Calculate the required sample size for the following effect sizes: 0.2, 0.4, and 0.5, keeping the significance level and power the same.
How does the sample size change as the effect size increases? Explain why this happens.

In [9]:
effect_size = 0.2
sample_size_2 = analysis.solve_power(effect_size=effect_size, alpha=alpha, power=power)

effect_size = 0.4
sample_size_3 = analysis.solve_power(effect_size=effect_size, alpha=alpha, power=power)

effect_size = 0.5
sample_size_4 = analysis.solve_power(effect_size=effect_size, alpha=alpha, power=power)



print('=' * 70)
print(f'Required sample size per group (effect size is 0.2): {sample_size_2:.2f}')
print('=' * 70)
print(f'Required sample size per group (effect size is 0.4): {sample_size_3:.2f}')
print('=' * 70)
print(f'Required sample size per group (effect size is 0.5): {sample_size_4:.2f}')
print('=' * 70)

Required sample size per group (effect size is 0.2): 393.41
Required sample size per group (effect size is 0.4): 99.08
Required sample size per group (effect size is 0.5): 63.77


When the expected effect size is small, a larger sample size is required to provide enough statistical power to detect that change.

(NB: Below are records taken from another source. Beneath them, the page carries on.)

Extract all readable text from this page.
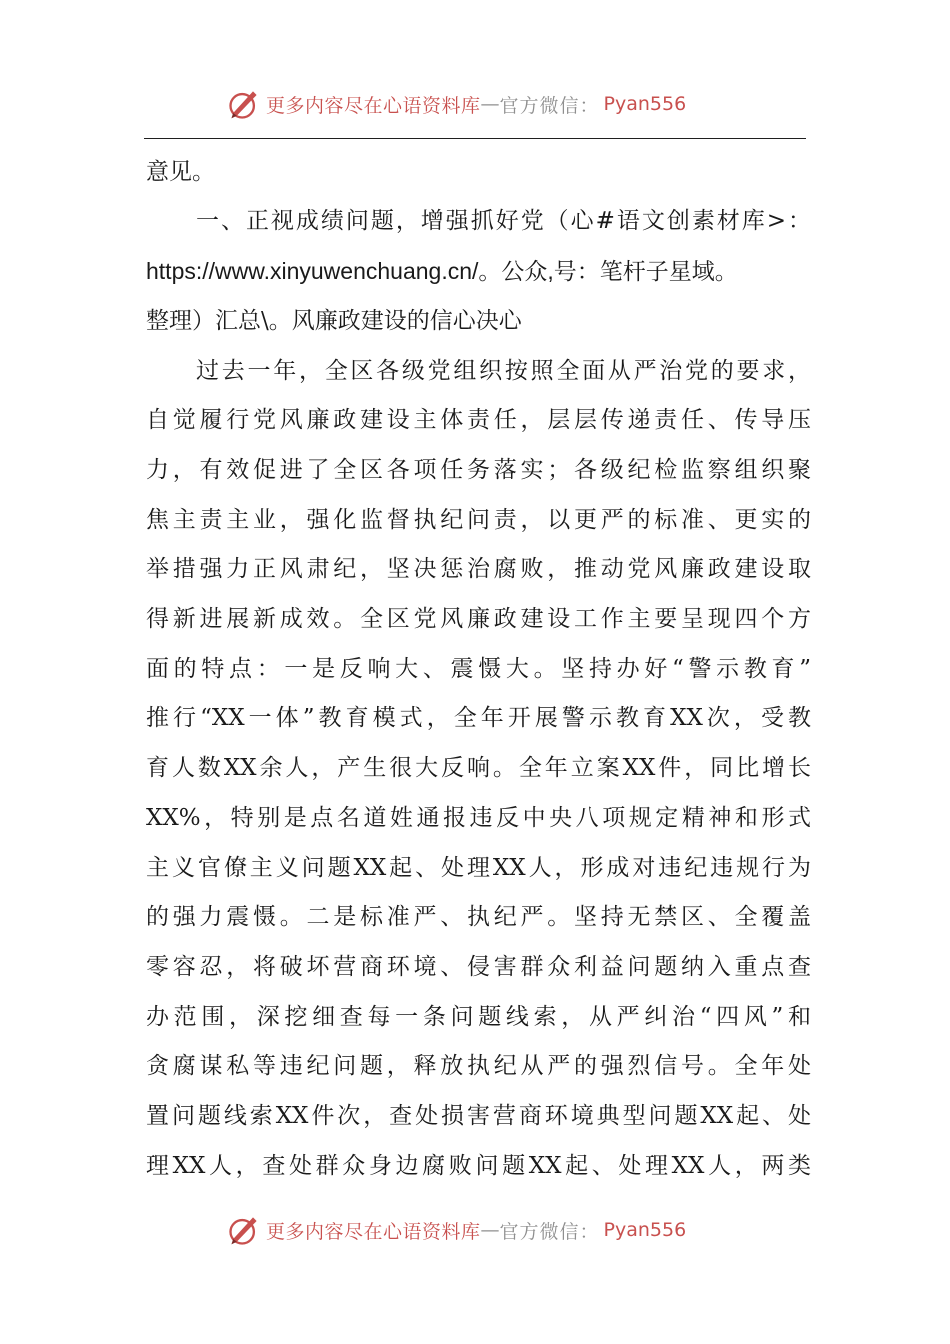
更多内容尽在心语资料库 — 官方微信： Pyan556
意见。
一、正视成绩问题，增强抓好党（心#语文创素材库>：
https://www.xinyuwenchuang.cn/。公众,号：笔杆子星域。
整理）汇总\。风廉政建设的信心决心
过去一年，全区各级党组织按照全面从严治党的要求，
自觉履行党风廉政建设主体责任，层层传递责任、传导压
力，有效促进了全区各项任务落实；各级纪检监察组织聚
焦主责主业，强化监督执纪问责，以更严的标准、更实的
举措强力正风肃纪，坚决惩治腐败，推动党风廉政建设取
得新进展新成效。全区党风廉政建设工作主要呈现四个方
面的特点：一是反响大、震慑大。坚持办好“警示教育”
推行“XX一体”教育模式，全年开展警示教育XX次，受教
育人数XX余人，产生很大反响。全年立案XX件，同比增长
XX%，特别是点名道姓通报违反中央八项规定精神和形式
主义官僚主义问题XX起、处理XX人，形成对违纪违规行为
的强力震慑。二是标准严、执纪严。坚持无禁区、全覆盖
零容忍，将破坏营商环境、侵害群众利益问题纳入重点查
办范围，深挖细查每一条问题线索，从严纠治“四风”和
贪腐谋私等违纪问题，释放执纪从严的强烈信号。全年处
置问题线索XX件次，查处损害营商环境典型问题XX起、处
理XX人，查处群众身边腐败问题XX起、处理XX人，两类
更多内容尽在心语资料库 — 官方微信： Pyan556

## Exercise 3: Exploring the Impact of Statistical Power
Imagine you are conducting an A/B test where you expect a small effect size of 0.2. You initially plan for a power of 0.8 but wonder how increasing or decreasing the desired power level impacts the required sample size.

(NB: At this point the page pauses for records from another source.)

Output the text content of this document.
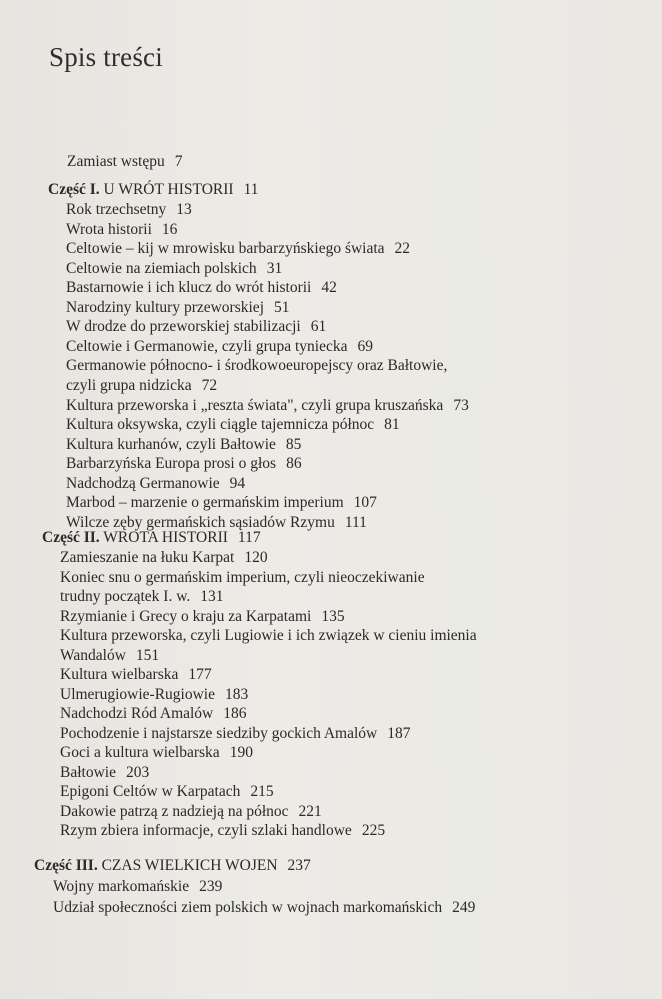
Spis treści
Zamiast wstępu 7
Część I. U WRÓT HISTORII 11
Rok trzechsetny 13
Wrota historii 16
Celtowie – kij w mrowisku barbarzyńskiego świata 22
Celtowie na ziemiach polskich 31
Bastarnowie i ich klucz do wrót historii 42
Narodziny kultury przeworskiej 51
W drodze do przeworskiej stabilizacji 61
Celtowie i Germanowie, czyli grupa tyniecka 69
Germanowie północno- i środkowoeuropejscy oraz Bałtowie,
czyli grupa nidzicka 72
Kultura przeworska i „reszta świata", czyli grupa kruszańska 73
Kultura oksywska, czyli ciągle tajemnicza północ 81
Kultura kurhanów, czyli Bałtowie 85
Barbarzyńska Europa prosi o głos 86
Nadchodzą Germanowie 94
Marbod – marzenie o germańskim imperium 107
Wilcze zęby germańskich sąsiadów Rzymu 111
Część II. WROTA HISTORII 117
Zamieszanie na łuku Karpat 120
Koniec snu o germańskim imperium, czyli nieoczekiwanie
trudny początek I. w. 131
Rzymianie i Grecy o kraju za Karpatami 135
Kultura przeworska, czyli Lugiowie i ich związek w cieniu imienia
Wandalów 151
Kultura wielbarska 177
Ulmerugiowie-Rugiowie 183
Nadchodzi Ród Amalów 186
Pochodzenie i najstarsze siedziby gockich Amalów 187
Goci a kultura wielbarska 190
Bałtowie 203
Epigoni Celtów w Karpatach 215
Dakowie patrzą z nadzieją na północ 221
Rzym zbiera informacje, czyli szlaki handlowe 225
Część III. CZAS WIELKICH WOJEN 237
Wojny markomańskie 239
Udział społeczności ziem polskich w wojnach markomańskich 249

Calculate the required sample size for power levels of 0.7, 0.8, and 0.9, keeping the effect size at 0.2 and significance level at 0.05.
Question: How does the required sample size change with different levels of statistical power? Why is this understanding important when designing A/B tests?

In [10]:
# Define the parameters
effect_size = 0.2
alpha = 0.05
power = 0.7

# Calculate the sample size
analysis = TTestIndPower()
sample_size_5 = analysis.solve_power(effect_size=effect_size, alpha=alpha, power=power)


power = 0.8
sample_size_6 = analysis.solve_power(effect_size=effect_size, alpha=alpha, power=power)


power = 0.9
sample_size_7 = analysis.solve_power(effect_size=effect_size, alpha=alpha, power=power)


print('=' * 70)
print(f'Required sample size per group (power is 0.7): {sample_size_5:.2f}')
print('=' * 70)
print(f'Required sample size per group (power is 0.8): {sample_size_6:.2f}')
print('=' * 70)
print(f'Required sample size per group (power is 0.9): {sample_size_7:.2f}')
print('=' * 70)

Required sample size per group (power is 0.7): 309.56
Required sample size per group (power is 0.8): 393.41
Required sample size per group (power is 0.9): 526.33


Higher statistical power increases our chances of detecting a real effect. However, to achieve this higher power, we must increase the sample size.

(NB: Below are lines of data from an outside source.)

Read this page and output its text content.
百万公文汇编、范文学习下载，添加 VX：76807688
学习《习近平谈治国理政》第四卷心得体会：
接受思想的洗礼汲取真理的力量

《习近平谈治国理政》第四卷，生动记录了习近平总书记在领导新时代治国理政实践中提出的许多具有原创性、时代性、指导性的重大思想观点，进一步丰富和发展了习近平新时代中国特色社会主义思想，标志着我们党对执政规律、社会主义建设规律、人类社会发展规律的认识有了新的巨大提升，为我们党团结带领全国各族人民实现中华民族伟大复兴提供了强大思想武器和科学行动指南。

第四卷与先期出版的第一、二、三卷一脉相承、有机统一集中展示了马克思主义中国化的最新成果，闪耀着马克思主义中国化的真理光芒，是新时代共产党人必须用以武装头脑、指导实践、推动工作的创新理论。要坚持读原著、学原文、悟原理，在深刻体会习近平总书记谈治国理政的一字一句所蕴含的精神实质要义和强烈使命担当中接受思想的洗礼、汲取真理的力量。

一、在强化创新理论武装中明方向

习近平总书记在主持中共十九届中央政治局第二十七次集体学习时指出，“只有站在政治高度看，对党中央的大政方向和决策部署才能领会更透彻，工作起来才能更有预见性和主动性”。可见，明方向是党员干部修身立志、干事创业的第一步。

## Exercise 4: Implementing Sequential Testing
You are running an A/B test on two versions of a product page to increase the purchase rate. You plan to monitor the results weekly and stop the test early if one version shows a significant improvement.

Define your stopping criteria.
Decide how you would implement sequential testing in this scenario.
At the end of week three, Version B has a p-value of 0.02. What would you do next?

- Stopping Criteria: I will use adjusted significance boundaries based on an Alpha Spending Function. The test will stop if the p-value at a weekly check is lower than the predefined alpha-threshold for that specific time point.
- Implementation: I will apply the O’Brien-Fleming approach. This allows for early stopping for efficacy while controlling the overall Type I error rate at $5\%$.
- Action at Week 3: Given that the p-value is $0.02$ at the third interim analysis, this would likely cross the O’Brien-Fleming boundary. I would stop the test early and implement Version B, as we have gathered sufficient evidence of its superiority without compromising the statistical integrity of the experiment.

## Exercise 5: Applying Bayesian A/B Testing
You’re testing a new feature in your app, and you want to use a Bayesian approach. Initially, you believe the new feature has a 50% chance of improving user engagement. After collecting data, your analysis suggests a 65% probability that the new feature is better.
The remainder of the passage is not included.